Likewise, this movie was made for believers. I don't really think it can be understood, appreciated, or truly felt by someone who doesn't know, not only the stories, but also the intimacy of Christ. It was, in a sense, the wedding video for the bride of Christ. It reminded me, and the rest of the believers who have seen it, of the lengths our Savior went through to show his love for us. And by seeing, quite possibly for the first time, his passion for us, our own passion for him is renewed.

Some were hyping up this movie as "life changing." Its not. Jesus' relationship with me is life changing. I might call the movie "scripture changing," because I am sure my mental picture of scripture has been changed forever. Will I ever read the gospels the same again? Probably not. But the reality of Christ in my life is not just dependent on the "past" action of God in the world, but on His "present" action in my own life.
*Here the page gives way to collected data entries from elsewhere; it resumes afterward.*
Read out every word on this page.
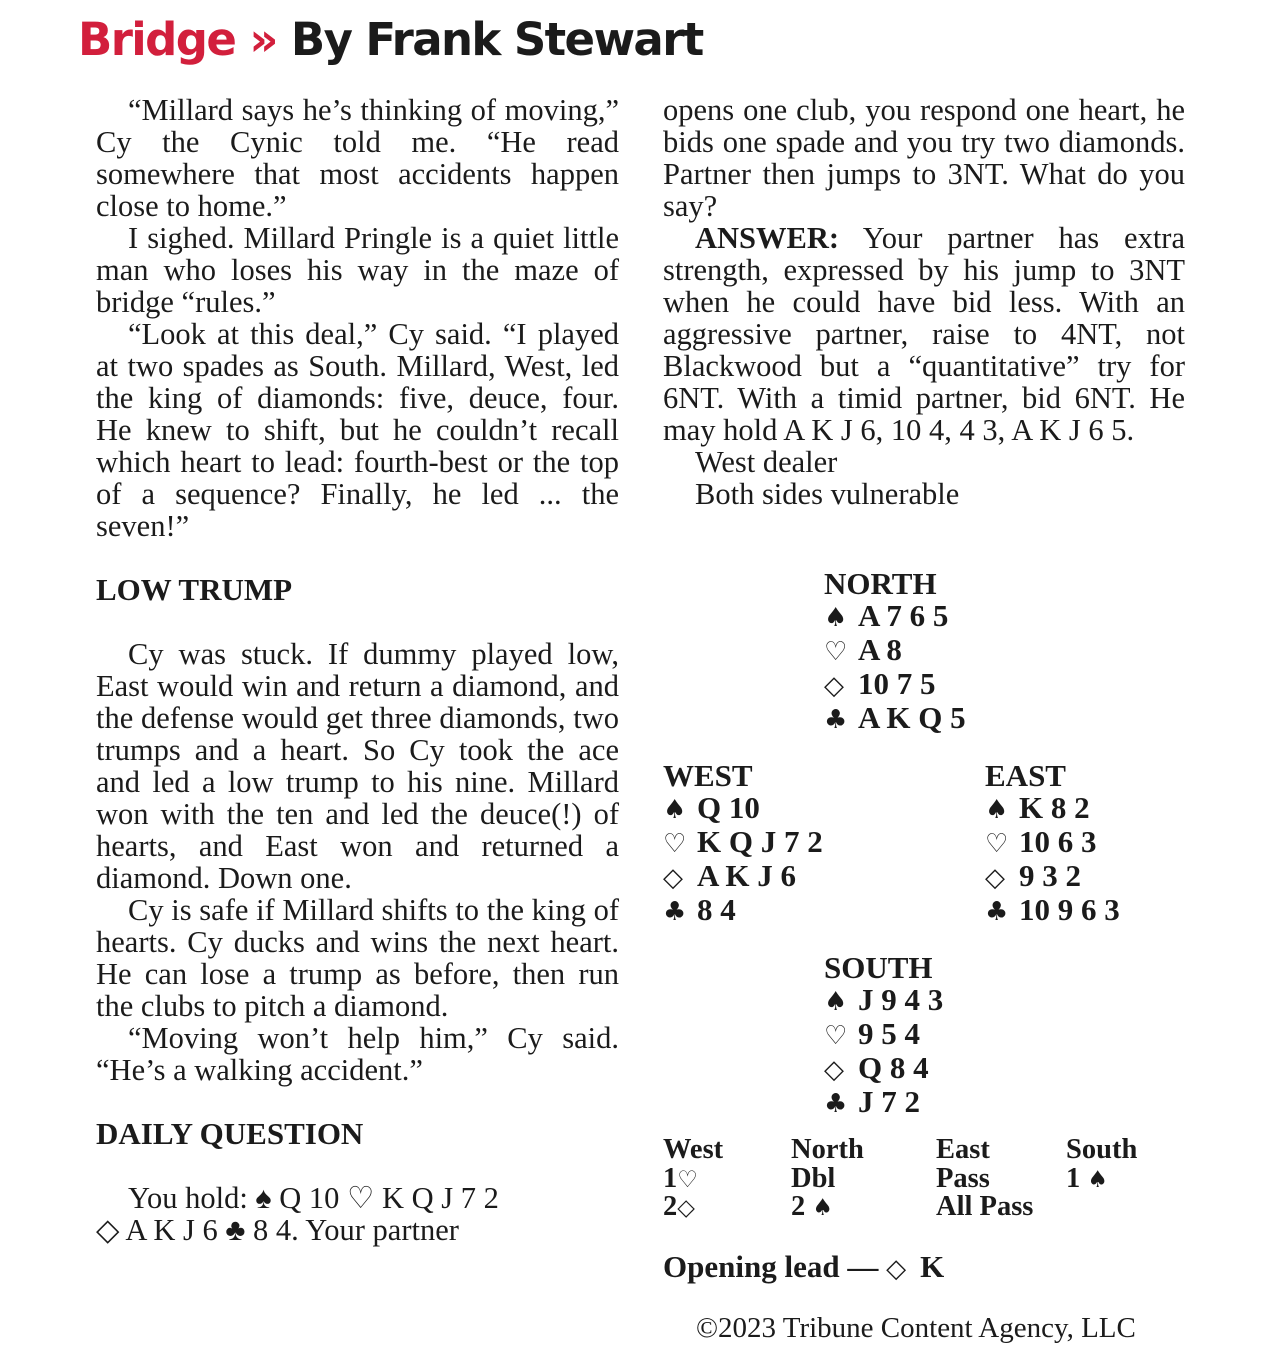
Bridge » By Frank Stewart

“Millard says he’s thinking of moving,” Cy the Cynic told me. “He read somewhere that most accidents happen close to home.”

I sighed. Millard Pringle is a quiet little man who loses his way in the maze of bridge “rules.”

“Look at this deal,” Cy said. “I played at two spades as South. Millard, West, led the king of diamonds: five, deuce, four. He knew to shift, but he couldn’t recall which heart to lead: fourth-best or the top of a sequence? Finally, he led ... the seven!”

LOW TRUMP

Cy was stuck. If dummy played low, East would win and return a diamond, and the defense would get three diamonds, two trumps and a heart. So Cy took the ace and led a low trump to his nine. Millard won with the ten and led the deuce(!) of hearts, and East won and returned a diamond. Down one.

Cy is safe if Millard shifts to the king of hearts. Cy ducks and wins the next heart. He can lose a trump as before, then run the clubs to pitch a diamond.

“Moving won’t help him,” Cy said. “He’s a walking accident.”

DAILY QUESTION

You hold: ♠ Q 10 ♡ K Q J 7 2

◇ A K J 6 ♣ 8 4. Your partner

opens one club, you respond one heart, he bids one spade and you try two diamonds. Partner then jumps to 3NT. What do you say?

ANSWER: Your partner has extra strength, expressed by his jump to 3NT when he could have bid less. With an aggressive partner, raise to 4NT, not Blackwood but a “quantitative” try for 6NT. With a timid partner, bid 6NT. He may hold A K J 6, 10 4, 4 3, A K J 6 5.

West dealer

Both sides vulnerable

NORTH
♠ A 7 6 5
♡ A 8
◇ 10 7 5
♣ A K Q 5
WEST
♠ Q 10
♡ K Q J 7 2
◇ A K J 6
♣ 8 4
EAST
♠ K 8 2
♡ 10 6 3
◇ 9 3 2
♣ 10 9 6 3
SOUTH
♠ J 9 4 3
♡ 9 5 4
◇ Q 8 4
♣ J 7 2
West	North	East	South
1♡	Dbl	Pass	1 ♠
2◇	2 ♠	All Pass
Opening lead — ◇ K
©2023 Tribune Content Agency, LLC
I was moved physically because of the masterful work of Mel Gibson, but I was moved emotionally because of the real, live relationship I have with Jesus himself. It is his present outpouring of grace in my life that made me tear up in the Mary Magdalene flashback. It is his present voice in my prayer life that made me tear up when he said, "No servant is greater than his Master." It is his present willingness to love me today that caused me to shake my head in wonder at his words on the cross, "Father forgive them, for they know not what they do."

I imagine that it is good to watch wedding videos as an older couple. I am sure it is a moving and healthy reminder of the passion they once shared. But I am also sure that it is their present day relationship with each other that kindles the fire and sustains the marriage.

Father, thank you for your continual presence and action in my life today. Thank you that you are a God not just of salvation history, but also of the present and the future. Father, I pray that I will be moved not just by what you did for me, but also by what you are doing in me and what you will do with me.